Sun safety is no joke: research shows that runners are more susceptible to skin cancer, including deadly forms such as melanoma, due to their often excessive outdoor exposure. So while sun safety is a concern for all runners who exercise outdoors, but is even more important while running on the beach. The dangerous UV rays of the sun are often reflected off of the water, magnifying possible effects. Further, there is typically little to zero shade available on the beach, so it is important to protect yourself from the harmful rays of the sun. Be sure to wear sunscreen, as well as protective clothing, and sunglasses if necessary. Avoid peak sun hours; run early in the morning or later in the afternoon if possible.
Check the Weather
In most locations, weather can change in an instant, but on the coast it often happens more quickly. When on the beach, you most likely won’t have any protection from the elements, such as if a thunderstorm unexpectedly blows in. Further, be sure to check the heat index when you go out. As mentioned above, there is typically little to zero shade available, and that sun beating down on you can not only feel miserable, but may be quite dangerous.
Check the Tide
This is an obvious one to people who spend a lot of time on the coast, but maybe not so much to vacationers: check the tide. Running in the deep, dry sand is significantly more difficult than running on the wet, hard packed sand closer to the shore. If you are new to running on the beach, you will want to start out in the wet sand. If you want an insane leg and ankle workout, run in the deep, dry sand. Checking the tide charts before planning a beach run will allow you to plan your run around low tide, when the beach typically has more surface area available for running, much of which is the hard packed, wet sand.
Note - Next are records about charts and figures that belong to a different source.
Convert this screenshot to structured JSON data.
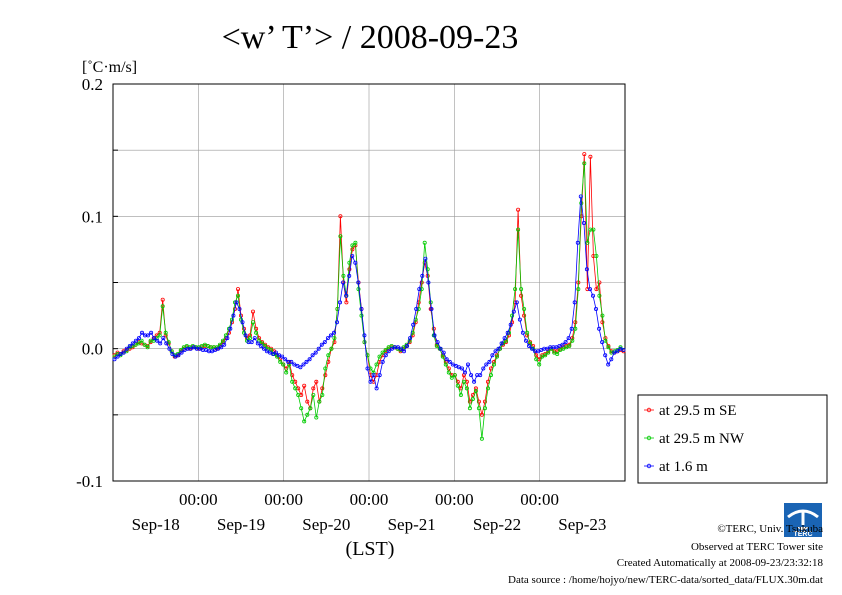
{
  "chart_data": {
    "type": "line",
    "title": "<w’ T’> / 2008-09-23",
    "ylabel": "[˚C·m/s]",
    "xlabel": "(LST)",
    "ylim": [
      -0.1,
      0.2
    ],
    "yticks": [
      "0.2",
      "0.1",
      "0.0",
      "-0.1"
    ],
    "xlim": [
      0,
      6
    ],
    "x_time_labels": [
      "00:00",
      "00:00",
      "00:00",
      "00:00",
      "00:00"
    ],
    "x_date_labels": [
      "Sep-18",
      "Sep-19",
      "Sep-20",
      "Sep-21",
      "Sep-22",
      "Sep-23"
    ],
    "grid": true,
    "legend_position": "right",
    "series": [
      {
        "name": "at 29.5 m SE",
        "color": "#ff0000",
        "values": [
          -0.005,
          -0.003,
          -0.004,
          -0.002,
          -0.001,
          0.0,
          0.001,
          0.003,
          0.005,
          0.004,
          0.003,
          0.002,
          0.005,
          0.008,
          0.01,
          0.012,
          0.037,
          0.01,
          0.004,
          -0.002,
          -0.006,
          -0.005,
          -0.002,
          0.0,
          0.001,
          0.0,
          0.001,
          0.001,
          0.0,
          0.001,
          0.002,
          0.002,
          0.001,
          0.001,
          0.0,
          0.002,
          0.005,
          0.008,
          0.012,
          0.02,
          0.03,
          0.045,
          0.025,
          0.015,
          0.008,
          0.01,
          0.028,
          0.015,
          0.008,
          0.005,
          0.003,
          0.001,
          0.0,
          -0.002,
          -0.005,
          -0.008,
          -0.012,
          -0.015,
          -0.01,
          -0.02,
          -0.025,
          -0.03,
          -0.035,
          -0.028,
          -0.04,
          -0.045,
          -0.03,
          -0.025,
          -0.04,
          -0.03,
          -0.02,
          -0.01,
          0.0,
          0.005,
          0.03,
          0.1,
          0.05,
          0.035,
          0.06,
          0.075,
          0.078,
          0.05,
          0.03,
          0.005,
          -0.005,
          -0.02,
          -0.025,
          -0.02,
          -0.01,
          -0.005,
          -0.002,
          0.0,
          0.001,
          0.001,
          0.0,
          -0.002,
          0.0,
          0.002,
          0.005,
          0.01,
          0.02,
          0.035,
          0.05,
          0.065,
          0.055,
          0.03,
          0.015,
          0.003,
          0.0,
          -0.005,
          -0.01,
          -0.015,
          -0.02,
          -0.02,
          -0.025,
          -0.03,
          -0.02,
          -0.025,
          -0.04,
          -0.035,
          -0.03,
          -0.04,
          -0.05,
          -0.04,
          -0.025,
          -0.015,
          -0.01,
          -0.005,
          0.0,
          0.003,
          0.005,
          0.01,
          0.02,
          0.035,
          0.105,
          0.04,
          0.025,
          0.01,
          0.005,
          0.002,
          -0.005,
          -0.008,
          -0.005,
          -0.004,
          -0.002,
          0.0,
          -0.002,
          -0.002,
          0.0,
          0.001,
          0.002,
          0.003,
          0.008,
          0.02,
          0.05,
          0.1,
          0.147,
          0.045,
          0.145,
          0.07,
          0.045,
          0.05,
          0.02,
          0.008,
          0.002,
          -0.002,
          -0.003,
          -0.002,
          -0.001,
          -0.002
        ]
      },
      {
        "name": "at 29.5 m NW",
        "color": "#00cc00",
        "values": [
          -0.006,
          -0.004,
          -0.005,
          -0.003,
          -0.002,
          0.001,
          0.002,
          0.003,
          0.004,
          0.006,
          0.003,
          0.001,
          0.006,
          0.006,
          0.008,
          0.01,
          0.032,
          0.012,
          0.005,
          -0.002,
          -0.005,
          -0.004,
          -0.001,
          0.001,
          0.002,
          0.001,
          0.002,
          0.001,
          0.001,
          0.002,
          0.003,
          0.002,
          0.001,
          0.001,
          0.001,
          0.003,
          0.006,
          0.01,
          0.015,
          0.022,
          0.035,
          0.04,
          0.022,
          0.012,
          0.006,
          0.008,
          0.02,
          0.012,
          0.006,
          0.004,
          0.002,
          0.0,
          -0.001,
          -0.004,
          -0.006,
          -0.01,
          -0.012,
          -0.018,
          -0.012,
          -0.025,
          -0.03,
          -0.035,
          -0.045,
          -0.055,
          -0.05,
          -0.045,
          -0.035,
          -0.052,
          -0.04,
          -0.035,
          -0.015,
          -0.005,
          0.0,
          0.008,
          0.03,
          0.085,
          0.055,
          0.04,
          0.065,
          0.078,
          0.08,
          0.045,
          0.025,
          0.005,
          -0.005,
          -0.015,
          -0.018,
          -0.012,
          -0.006,
          -0.003,
          -0.001,
          0.001,
          0.002,
          0.001,
          0.0,
          -0.001,
          0.001,
          0.003,
          0.006,
          0.012,
          0.022,
          0.03,
          0.045,
          0.08,
          0.06,
          0.035,
          0.01,
          0.002,
          0.0,
          -0.006,
          -0.012,
          -0.018,
          -0.022,
          -0.02,
          -0.028,
          -0.035,
          -0.025,
          -0.03,
          -0.045,
          -0.038,
          -0.032,
          -0.045,
          -0.068,
          -0.045,
          -0.03,
          -0.02,
          -0.012,
          -0.006,
          0.0,
          0.004,
          0.006,
          0.012,
          0.025,
          0.045,
          0.09,
          0.045,
          0.03,
          0.012,
          0.004,
          0.0,
          -0.008,
          -0.012,
          -0.006,
          -0.005,
          -0.003,
          0.0,
          -0.003,
          -0.004,
          -0.001,
          0.0,
          0.001,
          0.002,
          0.006,
          0.015,
          0.045,
          0.11,
          0.14,
          0.08,
          0.09,
          0.09,
          0.07,
          0.04,
          0.025,
          0.006,
          0.001,
          -0.003,
          -0.002,
          -0.001,
          0.001,
          -0.001
        ]
      },
      {
        "name": "at 1.6 m",
        "color": "#0000ff",
        "values": [
          -0.008,
          -0.006,
          -0.004,
          -0.003,
          0.0,
          0.002,
          0.004,
          0.006,
          0.008,
          0.012,
          0.01,
          0.01,
          0.012,
          0.008,
          0.006,
          0.004,
          0.008,
          0.004,
          0.0,
          -0.004,
          -0.006,
          -0.005,
          -0.003,
          -0.001,
          0.0,
          0.0,
          0.001,
          0.0,
          0.0,
          -0.001,
          -0.001,
          -0.002,
          -0.002,
          -0.001,
          0.0,
          0.001,
          0.003,
          0.008,
          0.015,
          0.025,
          0.035,
          0.03,
          0.02,
          0.01,
          0.005,
          0.005,
          0.008,
          0.004,
          0.002,
          0.0,
          -0.002,
          -0.003,
          -0.004,
          -0.003,
          -0.005,
          -0.006,
          -0.008,
          -0.01,
          -0.01,
          -0.012,
          -0.013,
          -0.014,
          -0.012,
          -0.01,
          -0.008,
          -0.005,
          -0.003,
          0.0,
          0.003,
          0.005,
          0.008,
          0.01,
          0.012,
          0.02,
          0.035,
          0.05,
          0.04,
          0.055,
          0.07,
          0.065,
          0.05,
          0.03,
          0.01,
          -0.015,
          -0.025,
          -0.02,
          -0.03,
          -0.02,
          -0.01,
          -0.005,
          -0.002,
          0.0,
          0.001,
          0.001,
          0.0,
          -0.002,
          0.002,
          0.008,
          0.018,
          0.03,
          0.045,
          0.055,
          0.068,
          0.05,
          0.03,
          0.01,
          0.005,
          0.0,
          -0.003,
          -0.008,
          -0.01,
          -0.012,
          -0.013,
          -0.014,
          -0.015,
          -0.018,
          -0.012,
          -0.02,
          -0.025,
          -0.02,
          -0.02,
          -0.015,
          -0.012,
          -0.01,
          -0.005,
          -0.002,
          0.0,
          0.004,
          0.008,
          0.012,
          0.018,
          0.028,
          0.035,
          0.022,
          0.012,
          0.006,
          0.002,
          0.0,
          -0.002,
          -0.002,
          -0.001,
          0.0,
          0.0,
          0.001,
          0.001,
          0.001,
          0.002,
          0.003,
          0.005,
          0.008,
          0.015,
          0.035,
          0.08,
          0.115,
          0.095,
          0.06,
          0.045,
          0.04,
          0.03,
          0.015,
          0.005,
          -0.005,
          -0.012,
          -0.008,
          -0.003,
          -0.002,
          0.0,
          -0.001
        ]
      }
    ]
  },
  "footer": {
    "copyright": "©TERC, Univ. Tsukuba",
    "observed": "Observed at TERC Tower site",
    "created": "Created Automatically at 2008-09-23/23:32:18",
    "source": "Data source : /home/hojyo/new/TERC-data/sorted_data/FLUX.30m.dat"
  },
  "logo": {
    "text": "TERC",
    "color": "#1a64b4"
  }
}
Also, if at all possible, try to run on the flattest areas of the beach. Running on shoreline that is significantly sloped may cause unnecessary strain on your lower body. If you cannot find level ground, be sure to do an out and back run, which may even out the wear on your body.
Have you noticed a theme with all of my advice articles? DRINK UP. Dehydration is so common among athletes, and yet so easily preventable. In addition to the lack of shade available on the beach, lack of freshwater sources may also be a concern. Be sure to properly hydrate prior to your run, as well as carry a water source with you if at all possible.